Coping with the death of a loved one can feel stifling and impossible, especially when it happens suddenly and with no time to prepare. Dealing with the aftermath of a death can amplify the raw emotion of the event.
When someone dies due to the action or inaction of another, it may classify as wrongful death. Florida law allows the filing of a wrongful death lawsuit in some situations.
Wrongful death definition
The first prong of the wrongful death test is how the person died. People can die in accidents, and they do not all necessarily qualify under Florida law as wrongful death. Therefore, knowing what the primary litmus test is for determining qualification is essential.
Wrongful death is one that occurs due to someone else’s involvement, either purposely or accidentally. There is some negligence by the other party. If the death is deliberate or due to a breach of agreement or contract, then it may also meet eligibility for recovery.

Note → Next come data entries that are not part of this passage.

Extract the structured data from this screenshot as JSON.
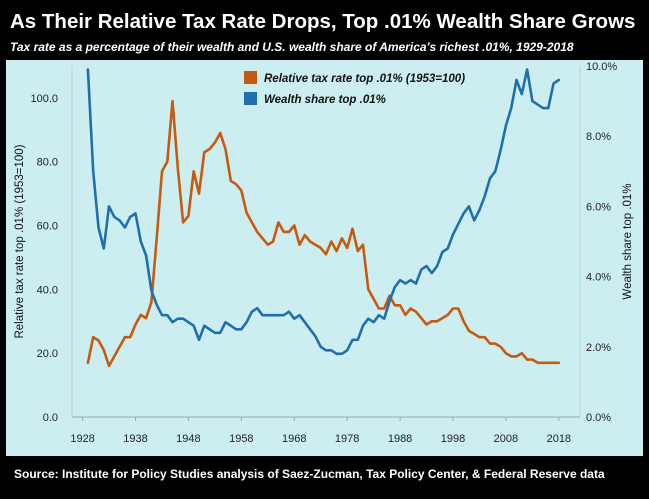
{
  "title": "As Their Relative Tax Rate Drops, Top .01% Wealth Share Grows",
  "subtitle": "Tax rate as a percentage of their wealth and U.S. wealth share of America's richest .01%, 1929-2018",
  "source": "Source: Institute for Policy Studies analysis of Saez-Zucman, Tax Policy Center, & Federal Reserve data",
  "colors": {
    "tax_series": "#c55a11",
    "wealth_series": "#1f6fae",
    "plot_background": "#cdeef0",
    "frame": "#000000"
  },
  "chart_data": {
    "type": "line",
    "title": "As Their Relative Tax Rate Drops, Top .01% Wealth Share Grows",
    "subtitle": "Tax rate as a percentage of their wealth and U.S. wealth share of America's richest .01%, 1929-2018",
    "xlabel": "",
    "ylabel": "Relative tax rate top .01% (1953=100)",
    "y2label": "Wealth share top .01%",
    "xlim": [
      1926,
      2022
    ],
    "ylim": [
      0,
      110
    ],
    "y2lim": [
      0,
      10
    ],
    "x_ticks": [
      "1928",
      "1938",
      "1948",
      "1958",
      "1968",
      "1978",
      "1988",
      "1998",
      "2008",
      "2018"
    ],
    "y_ticks": [
      "0.0",
      "20.0",
      "40.0",
      "60.0",
      "80.0",
      "100.0"
    ],
    "y2_ticks": [
      "0.0%",
      "2.0%",
      "4.0%",
      "6.0%",
      "8.0%",
      "10.0%"
    ],
    "grid": false,
    "legend": "top-center",
    "series": [
      {
        "name": "Relative tax rate top .01% (1953=100)",
        "axis": "left",
        "x": [
          1929,
          1930,
          1931,
          1932,
          1933,
          1934,
          1935,
          1936,
          1937,
          1938,
          1939,
          1940,
          1941,
          1942,
          1943,
          1944,
          1945,
          1946,
          1947,
          1948,
          1949,
          1950,
          1951,
          1952,
          1953,
          1954,
          1955,
          1956,
          1957,
          1958,
          1959,
          1960,
          1961,
          1962,
          1963,
          1964,
          1965,
          1966,
          1967,
          1968,
          1969,
          1970,
          1971,
          1972,
          1973,
          1974,
          1975,
          1976,
          1977,
          1978,
          1979,
          1980,
          1981,
          1982,
          1983,
          1984,
          1985,
          1986,
          1987,
          1988,
          1989,
          1990,
          1991,
          1992,
          1993,
          1994,
          1995,
          1996,
          1997,
          1998,
          1999,
          2000,
          2001,
          2002,
          2003,
          2004,
          2005,
          2006,
          2007,
          2008,
          2009,
          2010,
          2011,
          2012,
          2013,
          2014,
          2015,
          2016,
          2017,
          2018
        ],
        "values": [
          17,
          25,
          24,
          21,
          16,
          19,
          22,
          25,
          25,
          29,
          32,
          31,
          36,
          56,
          77,
          80,
          99,
          78,
          61,
          63,
          77,
          70,
          83,
          84,
          86,
          89,
          84,
          74,
          73,
          71,
          64,
          61,
          58,
          56,
          54,
          55,
          61,
          58,
          58,
          60,
          54,
          57,
          55,
          54,
          53,
          51,
          55,
          52,
          56,
          53,
          59,
          52,
          54,
          40,
          37,
          34,
          34,
          38,
          35,
          35,
          32,
          34,
          33,
          31,
          29,
          30,
          30,
          31,
          32,
          34,
          34,
          30,
          27,
          26,
          25,
          25,
          23,
          23,
          22,
          20,
          19,
          19,
          20,
          18,
          18,
          17,
          17,
          17,
          17,
          17
        ],
        "values_adjusted_note": ""
      },
      {
        "name": "Wealth share top .01%",
        "axis": "right",
        "x": [
          1929,
          1930,
          1931,
          1932,
          1933,
          1934,
          1935,
          1936,
          1937,
          1938,
          1939,
          1940,
          1941,
          1942,
          1943,
          1944,
          1945,
          1946,
          1947,
          1948,
          1949,
          1950,
          1951,
          1952,
          1953,
          1954,
          1955,
          1956,
          1957,
          1958,
          1959,
          1960,
          1961,
          1962,
          1963,
          1964,
          1965,
          1966,
          1967,
          1968,
          1969,
          1970,
          1971,
          1972,
          1973,
          1974,
          1975,
          1976,
          1977,
          1978,
          1979,
          1980,
          1981,
          1982,
          1983,
          1984,
          1985,
          1986,
          1987,
          1988,
          1989,
          1990,
          1991,
          1992,
          1993,
          1994,
          1995,
          1996,
          1997,
          1998,
          1999,
          2000,
          2001,
          2002,
          2003,
          2004,
          2005,
          2006,
          2007,
          2008,
          2009,
          2010,
          2011,
          2012,
          2013,
          2014,
          2015,
          2016,
          2017,
          2018
        ],
        "values": [
          9.9,
          7.0,
          5.4,
          4.8,
          6.0,
          5.7,
          5.6,
          5.4,
          5.7,
          5.8,
          5.0,
          4.6,
          3.6,
          3.2,
          2.9,
          2.9,
          2.7,
          2.8,
          2.8,
          2.7,
          2.6,
          2.2,
          2.6,
          2.5,
          2.4,
          2.4,
          2.7,
          2.6,
          2.5,
          2.5,
          2.7,
          3.0,
          3.1,
          2.9,
          2.9,
          2.9,
          2.9,
          2.9,
          3.0,
          2.8,
          2.9,
          2.7,
          2.5,
          2.3,
          2.0,
          1.9,
          1.9,
          1.8,
          1.8,
          1.9,
          2.2,
          2.2,
          2.6,
          2.8,
          2.7,
          2.9,
          2.8,
          3.3,
          3.7,
          3.9,
          3.8,
          3.9,
          3.8,
          4.2,
          4.3,
          4.1,
          4.3,
          4.7,
          4.8,
          5.2,
          5.5,
          5.8,
          6.0,
          5.6,
          5.9,
          6.3,
          6.8,
          7.0,
          7.6,
          8.3,
          8.8,
          9.6,
          9.2,
          9.9,
          9.0,
          8.9,
          8.8,
          8.8,
          9.5,
          9.6
        ]
      }
    ]
  }
}
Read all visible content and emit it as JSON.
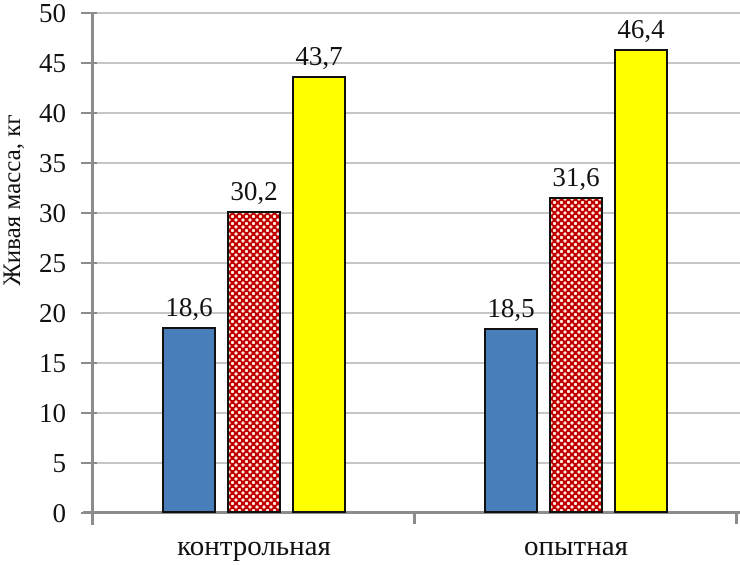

If your loved one’s death meets one or more of the above conditions, you may want to file a civil suit against the party deemed responsible. Even if the act was criminal, the guilty party could withstand a criminal trial and a civil lawsuit. Your attorney may recommend when to take action, as the timing of a civil lawsuit may help or hurt the case.
Negligence and accidental deaths
Accidents happen, and when the reasons behind them include one or more factors that fall under the wrongful death statute, those left behind may file a suit. Some examples of wrongful death situations include the following:
- Car accidents, including those that result from impaired driving
- Workplace injuries that result in death
- Medical procedures that end with the death of a patient
When you want to ensure that your family gets taken care of in the wake of a loved one’s death, you may wish to seek the counsel of an attorney. Dealing with the aftermath of a tragic event can take its toll on even the strongest family unit.